A Street Through Time: St Enoch’s Church

   The once impressive St Enoch’s Church was built in the 1872 to serve Rev Hugh Hanna’s Presbyterian congregation who had outgrown their Church on Berry Street. The new Church was designed by Anthony Thomas Jackson, arguably the foremost architect of 19th Century Belfast. Examples of his important and distinctive works include St Malachy’s church in Alfred Street.[1] Jackson intentionally designed the church in a theatre style (including a two-tiered gallery) to project the booming voice of cleric Hugh Hanna.[2] Hanna had developed a fearsome reputation in Belfast as ‘Roaring Hanna’ because of his unequivocal and powerful anti-Catholic sentiments. Hanna became irrevocably associated with the local area, symptomatic of this is a statue dedicated to him at Carlisle Circus in 1894. The statue occupied prime real estate in the area, at the busy meeting point of Clifton Street and the Antrim Road, Hanna looked commandingly towards central Belfast. In 1970 it was damaged by a republican bomb and the statue was subsequently removed.[3]

Clifton Street

   On the 7th May 1982, the Church was irrevocably damaged by an accidental fire, set ablaze by children.[4] By this point the building had been in disuse for a number of years, owing to a declining congregation, and a small group of children accidentally set it ablaze whilst playing in the empty building. The Belfast Telegraph reported that the boys charged with the fire were on drugs at the time; ‘This is a most serious offence brought about by glue sniffing’ described judge, Lord Justice O’Donnell.[5] Whilst reports of the offenders age vary, some suggest as young as 12.[6] . The building had to be completely demolished owing to the extent of damages. At the time of the fire, the building was in use as the meeting point for the Ireland Opera Trust so several thousand pounds worth of costume and props were also destroyed in the blaze.[7] On the site of the church today is the unassuming Hopelink community centre, a contemporary building that, aside from a sizeable brick spire, bares little resemblance to the former grandeur of St Enoch’s Church.

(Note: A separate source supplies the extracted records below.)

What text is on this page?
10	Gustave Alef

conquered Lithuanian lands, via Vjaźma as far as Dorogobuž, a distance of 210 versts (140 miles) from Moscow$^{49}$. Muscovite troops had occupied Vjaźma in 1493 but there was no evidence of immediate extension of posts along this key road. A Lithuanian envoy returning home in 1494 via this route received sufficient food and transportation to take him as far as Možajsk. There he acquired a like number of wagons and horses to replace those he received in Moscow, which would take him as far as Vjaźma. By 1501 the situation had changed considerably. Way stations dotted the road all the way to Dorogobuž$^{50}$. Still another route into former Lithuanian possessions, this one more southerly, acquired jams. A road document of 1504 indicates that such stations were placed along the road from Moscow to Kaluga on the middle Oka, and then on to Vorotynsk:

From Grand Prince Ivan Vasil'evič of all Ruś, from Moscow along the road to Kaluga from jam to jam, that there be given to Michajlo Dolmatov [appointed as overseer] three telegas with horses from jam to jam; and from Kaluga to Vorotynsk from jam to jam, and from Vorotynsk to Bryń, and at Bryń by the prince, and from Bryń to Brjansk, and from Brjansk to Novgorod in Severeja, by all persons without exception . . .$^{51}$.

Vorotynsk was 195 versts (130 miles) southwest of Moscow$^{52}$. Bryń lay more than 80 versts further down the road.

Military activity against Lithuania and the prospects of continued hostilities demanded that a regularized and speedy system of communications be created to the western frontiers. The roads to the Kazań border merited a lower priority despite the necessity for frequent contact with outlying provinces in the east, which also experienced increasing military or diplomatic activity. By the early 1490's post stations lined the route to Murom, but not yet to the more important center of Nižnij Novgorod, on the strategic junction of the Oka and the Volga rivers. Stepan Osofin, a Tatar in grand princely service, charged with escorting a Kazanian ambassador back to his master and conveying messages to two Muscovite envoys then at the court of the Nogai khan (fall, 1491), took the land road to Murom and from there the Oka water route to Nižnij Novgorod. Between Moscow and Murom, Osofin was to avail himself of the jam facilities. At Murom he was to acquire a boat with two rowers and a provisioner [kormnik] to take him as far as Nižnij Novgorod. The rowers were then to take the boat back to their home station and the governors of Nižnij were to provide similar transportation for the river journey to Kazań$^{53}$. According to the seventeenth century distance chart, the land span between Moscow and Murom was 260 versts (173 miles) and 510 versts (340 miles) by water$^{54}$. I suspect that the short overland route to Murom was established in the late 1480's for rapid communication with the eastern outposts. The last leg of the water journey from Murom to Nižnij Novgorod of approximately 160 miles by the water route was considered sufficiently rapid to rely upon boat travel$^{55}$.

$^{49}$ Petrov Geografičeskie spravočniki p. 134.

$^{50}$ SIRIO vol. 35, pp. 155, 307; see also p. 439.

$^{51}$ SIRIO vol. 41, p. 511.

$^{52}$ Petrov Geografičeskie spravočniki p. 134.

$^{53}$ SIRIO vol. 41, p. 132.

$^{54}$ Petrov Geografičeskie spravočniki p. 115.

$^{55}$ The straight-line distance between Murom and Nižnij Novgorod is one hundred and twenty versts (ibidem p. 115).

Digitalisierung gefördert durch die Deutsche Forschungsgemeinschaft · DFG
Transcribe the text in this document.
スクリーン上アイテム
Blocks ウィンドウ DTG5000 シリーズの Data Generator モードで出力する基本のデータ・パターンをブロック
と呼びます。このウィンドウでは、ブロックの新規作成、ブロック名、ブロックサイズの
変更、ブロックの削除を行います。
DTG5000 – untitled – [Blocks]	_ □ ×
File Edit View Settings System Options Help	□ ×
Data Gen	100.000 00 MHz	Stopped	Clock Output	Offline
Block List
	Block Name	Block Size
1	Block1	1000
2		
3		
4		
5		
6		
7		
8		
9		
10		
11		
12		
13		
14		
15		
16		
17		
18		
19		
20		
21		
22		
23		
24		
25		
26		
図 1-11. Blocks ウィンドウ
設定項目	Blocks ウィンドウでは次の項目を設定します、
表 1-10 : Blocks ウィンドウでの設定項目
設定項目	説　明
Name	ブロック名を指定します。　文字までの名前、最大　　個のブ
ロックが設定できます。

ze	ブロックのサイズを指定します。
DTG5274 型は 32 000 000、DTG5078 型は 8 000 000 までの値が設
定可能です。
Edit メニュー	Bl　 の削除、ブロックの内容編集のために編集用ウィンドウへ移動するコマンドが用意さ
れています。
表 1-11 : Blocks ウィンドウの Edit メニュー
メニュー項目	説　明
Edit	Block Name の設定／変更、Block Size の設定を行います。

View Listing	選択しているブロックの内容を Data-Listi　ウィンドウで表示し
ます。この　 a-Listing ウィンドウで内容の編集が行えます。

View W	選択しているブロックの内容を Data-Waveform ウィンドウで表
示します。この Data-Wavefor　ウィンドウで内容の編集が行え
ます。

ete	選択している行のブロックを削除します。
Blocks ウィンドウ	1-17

St Enoch’s to the left, facing Carlisle Memorial Church on the right in 1905
Site of the church today

[1] ‘Anthony Thomas Jackson’ in Dictionary of Irish architects 1720-1940, https://www.dia.ie/architects/view/2762/JACKSON-ANTHONYTHOMAS.

[2] Holmes, J., ‘Hugh Hanna’ in Dictionary of Irish Biography, https://www.dib.ie/biography/hanna-hugh-a3787, October 2009.

[3] Ibid.

[4] ‘Vandals wreck church hall in £200,000 blaze’ in Belfast Telegraph, https://www.britishnewspaperarchive.co.uk/viewer/BL/0002318/19820507/010/0001?browse=False, 7th May 1982.

[5] ‘Fire charge boy sniffed glue’ in Belfast Telegraph, https://www.britishnewspaperarchive.co.uk/viewer/BL/0002318/19820518/012/0001?browse=False, 18th May 1982.

[6] Belfast Telegraph, https://www.britishnewspaperarchive.co.uk/viewer/BL/0002318/19820515/003/0001?browse=False, 15th May 1982.

[7] Vandals wreck church hall in £200,000 blaze’ in Belfast Telegraph.